Among 573 634 female individuals initially examined for this study, 314 903 were White (54.9%), 217 899 were Black (38.0%), and the mean (SD) age was 26.1 (5.5) years. The risk-adjusted odds ratio comparing White participants with Black participants was 2.06 (95% CI, 2.02-2.10) for clinically recognized PPD and 1.37 (95% CI, 1.33-1.40) for postpartum mental health service utilization. Taking the LR model for PPD prediction as an example, reweighing reduced bias as measured by improved DI and EOD metrics from 0.31 and -0.19 to 0.79 and 0.02, respectively.

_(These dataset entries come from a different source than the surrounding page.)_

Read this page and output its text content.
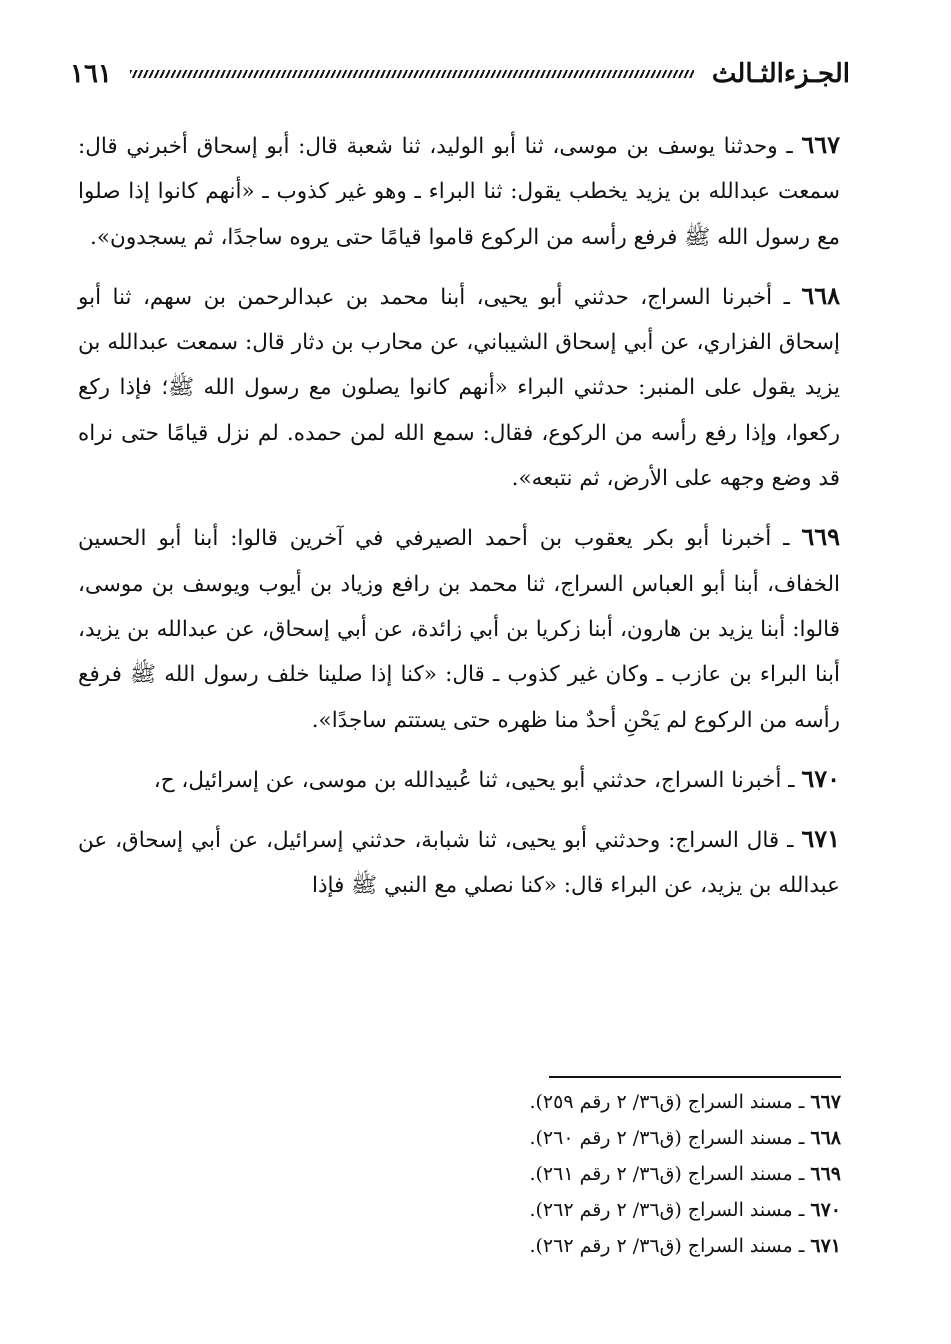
الجـزءالثـالث
١٦١

٦٦٧ ـ وحدثنا يوسف بن موسى، ثنا أبو الوليد، ثنا شعبة قال: أبو إسحاق أخبرني قال: سمعت عبدالله بن يزيد يخطب يقول: ثنا البراء ـ وهو غير كذوب ـ «أنهم كانوا إذا صلوا مع رسول الله ﷺ فرفع رأسه من الركوع قاموا قيامًا حتى يروه ساجدًا، ثم يسجدون».

٦٦٨ ـ أخبرنا السراج، حدثني أبو يحيى، أبنا محمد بن عبدالرحمن بن سهم، ثنا أبو إسحاق الفزاري، عن أبي إسحاق الشيباني، عن محارب بن دثار قال: سمعت عبدالله بن يزيد يقول على المنبر: حدثني البراء «أنهم كانوا يصلون مع رسول الله ﷺ؛ فإذا ركع ركعوا، وإذا رفع رأسه من الركوع، فقال: سمع الله لمن حمده. لم نزل قيامًا حتى نراه قد وضع وجهه على الأرض، ثم نتبعه».

٦٦٩ ـ أخبرنا أبو بكر يعقوب بن أحمد الصيرفي في آخرين قالوا: أبنا أبو الحسين الخفاف، أبنا أبو العباس السراج، ثنا محمد بن رافع وزياد بن أيوب ويوسف بن موسى، قالوا: أبنا يزيد بن هارون، أبنا زكريا بن أبي زائدة، عن أبي إسحاق، عن عبدالله بن يزيد، أبنا البراء بن عازب ـ وكان غير كذوب ـ قال: «كنا إذا صلينا خلف رسول الله ﷺ فرفع رأسه من الركوع لم يَحْنِ أحدٌ منا ظهره حتى يستتم ساجدًا».

٦٧٠ ـ أخبرنا السراج، حدثني أبو يحيى، ثنا عُبيدالله بن موسى، عن إسرائيل، ح،

٦٧١ ـ قال السراج: وحدثني أبو يحيى، ثنا شبابة، حدثني إسرائيل، عن أبي إسحاق، عن عبدالله بن يزيد، عن البراء قال: «كنا نصلي مع النبي ﷺ فإذا

٦٦٧ ـ مسند السراج (ق٣٦/ ٢ رقم ٢٥٩).
٦٦٨ ـ مسند السراج (ق٣٦/ ٢ رقم ٢٦٠).
٦٦٩ ـ مسند السراج (ق٣٦/ ٢ رقم ٢٦١).
٦٧٠ ـ مسند السراج (ق٣٦/ ٢ رقم ٢٦٢).
٦٧١ ـ مسند السراج (ق٣٦/ ٢ رقم ٢٦٢).
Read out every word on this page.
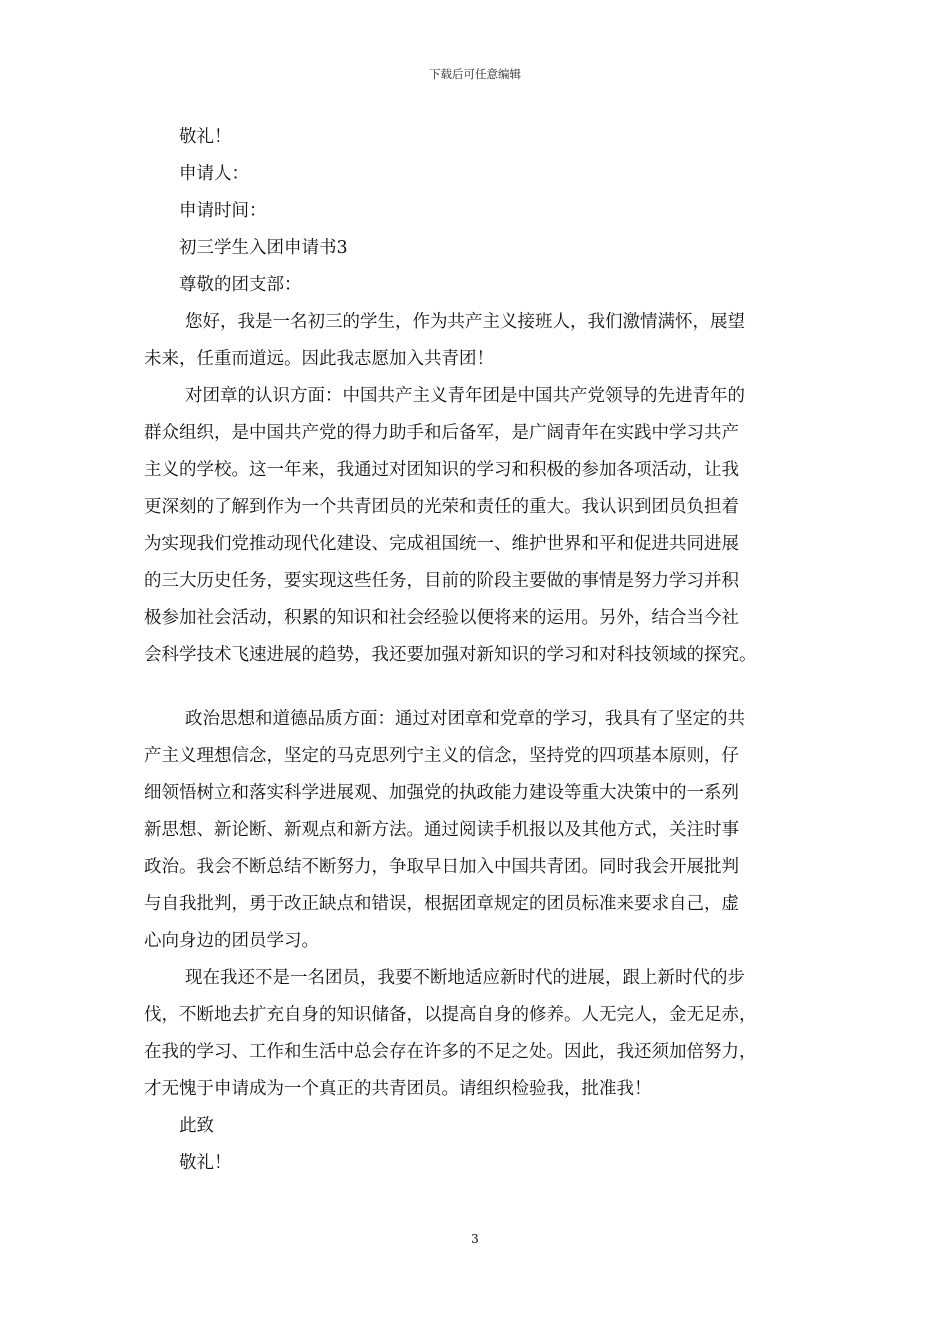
下载后可任意编辑
敬礼！
申请人：
申请时间：
初三学生入团申请书3
尊敬的团支部：
您好，我是一名初三的学生，作为共产主义接班人，我们激情满怀，展望
未来，任重而道远。因此我志愿加入共青团！
对团章的认识方面：中国共产主义青年团是中国共产党领导的先进青年的
群众组织，是中国共产党的得力助手和后备军，是广阔青年在实践中学习共产
主义的学校。这一年来，我通过对团知识的学习和积极的参加各项活动，让我
更深刻的了解到作为一个共青团员的光荣和责任的重大。我认识到团员负担着
为实现我们党推动现代化建设、完成祖国统一、维护世界和平和促进共同进展
的三大历史任务，要实现这些任务，目前的阶段主要做的事情是努力学习并积
极参加社会活动，积累的知识和社会经验以便将来的运用。另外，结合当今社
会科学技术飞速进展的趋势，我还要加强对新知识的学习和对科技领域的探究。
政治思想和道德品质方面：通过对团章和党章的学习，我具有了坚定的共
产主义理想信念，坚定的马克思列宁主义的信念，坚持党的四项基本原则，仔
细领悟树立和落实科学进展观、加强党的执政能力建设等重大决策中的一系列
新思想、新论断、新观点和新方法。通过阅读手机报以及其他方式，关注时事
政治。我会不断总结不断努力，争取早日加入中国共青团。同时我会开展批判
与自我批判，勇于改正缺点和错误，根据团章规定的团员标准来要求自己，虚
心向身边的团员学习。
现在我还不是一名团员，我要不断地适应新时代的进展，跟上新时代的步
伐，不断地去扩充自身的知识储备，以提高自身的修养。人无完人，金无足赤，
在我的学习、工作和生活中总会存在许多的不足之处。因此，我还须加倍努力，
才无愧于申请成为一个真正的共青团员。请组织检验我，批准我！
此致
敬礼！
3
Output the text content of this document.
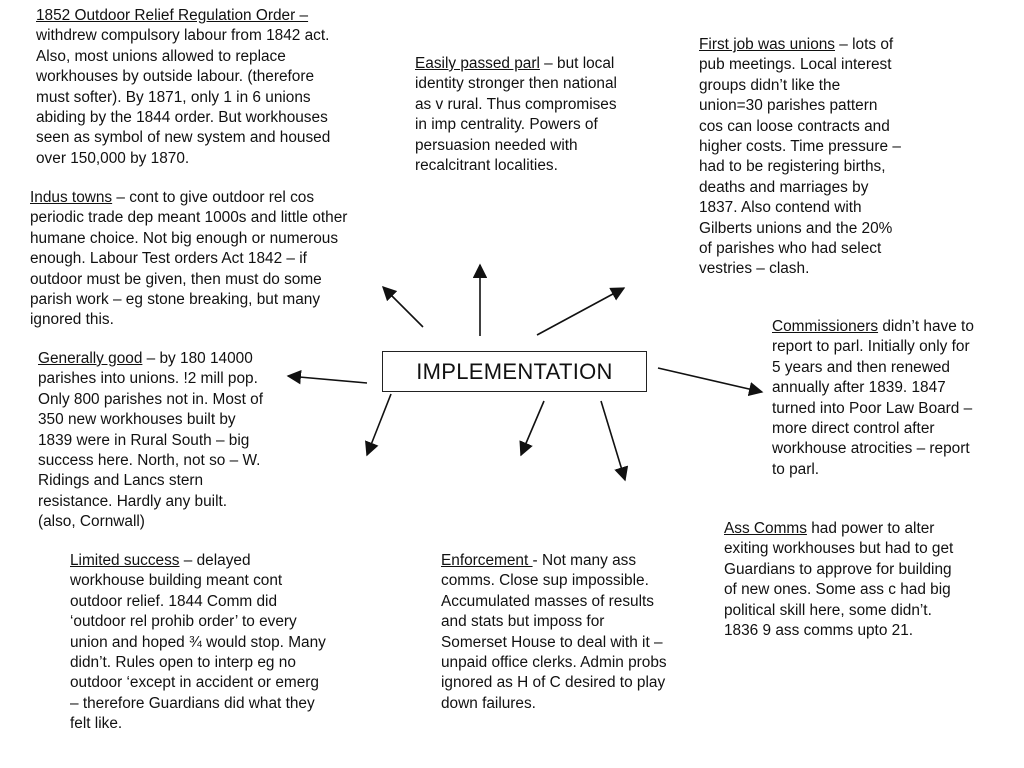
IMPLEMENTATION
1852 Outdoor Relief Regulation Order –
withdrew compulsory labour from 1842 act.
Also, most unions allowed to replace
workhouses by outside labour. (therefore
must softer). By 1871, only 1 in 6 unions
abiding by the 1844 order. But workhouses
seen as symbol of new system and housed
over 150,000 by 1870.
Easily passed parl – but local
identity stronger then national
as v rural. Thus compromises
in imp centrality. Powers of
persuasion needed with
recalcitrant localities.
First job was unions – lots of
pub meetings. Local interest
groups didn’t like the
union=30 parishes pattern
cos can loose contracts and
higher costs. Time pressure –
had to be registering births,
deaths and marriages by
1837. Also contend with
Gilberts unions and the 20%
of parishes who had select
vestries – clash.
Indus towns – cont to give outdoor rel cos
periodic trade dep meant 1000s and little other
humane choice. Not big enough or numerous
enough. Labour Test orders Act 1842 – if
outdoor must be given, then must do some
parish work – eg stone breaking, but many
ignored this.
Generally good – by 180 14000
parishes into unions. !2 mill pop.
Only 800 parishes not in. Most of
350 new workhouses built by
1839 were in Rural South – big
success here. North, not so – W.
Ridings and Lancs stern
resistance. Hardly any built.
(also, Cornwall)
Commissioners didn’t have to
report to parl. Initially only for
5 years and then renewed
annually after 1839. 1847
turned into Poor Law Board –
more direct control after
workhouse atrocities – report
to parl.
Ass Comms had power to alter
exiting workhouses but had to get
Guardians to approve for building
of new ones. Some ass c had big
political skill here, some didn’t.
1836 9 ass comms upto 21.
Limited success – delayed
workhouse building meant cont
outdoor relief. 1844 Comm did
‘outdoor rel prohib order’ to every
union and hoped ¾ would stop. Many
didn’t. Rules open to interp eg no
outdoor ‘except in accident or emerg
– therefore Guardians did what they
felt like.
Enforcement - Not many ass
comms. Close sup impossible.
Accumulated masses of results
and stats but imposs for
Somerset House to deal with it –
unpaid office clerks. Admin probs
ignored as H of C desired to play
down failures.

Removing race from the models had inferior performance for reducing bias compared with the other methods (PPD: DI = 0.61; EOD = -0.05; mental health service utilization: DI = 0.63; EOD = -0.04).
Clinical prediction models trained on potentially biased data may produce unfair outcomes on the basis of the chosen metrics. This study's results suggest that the performance varied depending on the model, outcome label, and method for reducing bias. This approach toward evaluating algorithmic bias can be used as an example for the growing number of researchers who wish to examine and address bias in their data and models.
临床算法中减少偏差的方法缺乏标准,这在提供可靠预测和解决健康差异方面带来了各种挑战。
使用真实临床场景评估机器学习模型中减少偏差的方法。
设计、设置和参与者:本队列研究的健康数据来自 IBM MarketScan 医疗补助数据库。入选标准如下:(1)12 至 55 岁的女性个体,通过分娩相关代码确定有活产记录,时间范围为 2014 年 1 月 1 日至 2018 年 12 月 31 日;(2)妊娠至产后 60 天期间 80%以上时间入组;(3)有抑郁筛查和心理健康服务的覆盖证据。统计分析于 2020 年进行。
二值化种族(黑人个体和白人个体)。
为 2 个二分类结局(产后抑郁症[PPD]和产后心理健康服务利用)训练机器学习模型(逻辑回归[LR]、随机森林和极端梯度增强)。使用每个结局的风险调整广义线性模型评估与二值化种族(黑人或白人)相关的队列中潜在的差异。通过分析与基础模型相比公平性指标的变化,研究了减少偏差的方法,包括重新加权、偏见消除和从模型中去除种族。比较了处于最高预测风险十分位数的女性个体的基线特征是否存在系统性差异。公平性指标包括差异影响(DI,1 表示公平)和均等机会差异(EOD,0 表示公平)。
在最初纳入本研究的 573634 名女性个体中,314903 名(54.9%)为白人,217899 名(38.0%)为黑人,平均(SD)年龄为 26.1(5.5)岁。与白人参与者相比,风险调整后的比值比显示,黑人参与者发生临床识别的 PPD 的比值为 2.06(95%CI,2.02-2.10),产后心理健康服务利用率的比值为 1.37(95%CI,1.33-1.40)。以 LR 模型预测 PPD 为例,重新加权可改善公平性指标,使 DI 和 EOD 分别从 0.31 和-0.19 提高至 0.79 和 0.02。与其他方法相比,从模型中去除种族会降低减少偏差的效果(PPD:DI=0.61;EOD=-0.05;心理健康服务利用率:DI=0.63;EOD=-0.04)。
基于所选指标,在潜在存在偏差的数据上训练的临床预测模型可能会产生不公平的结果。本研究结果表明,不同方法的模型、结局标签和减少偏差的性能不同。这种评估算法偏差的方法可以作为越来越多希望检查和解决数据和模型中偏差的研究人员的一个范例。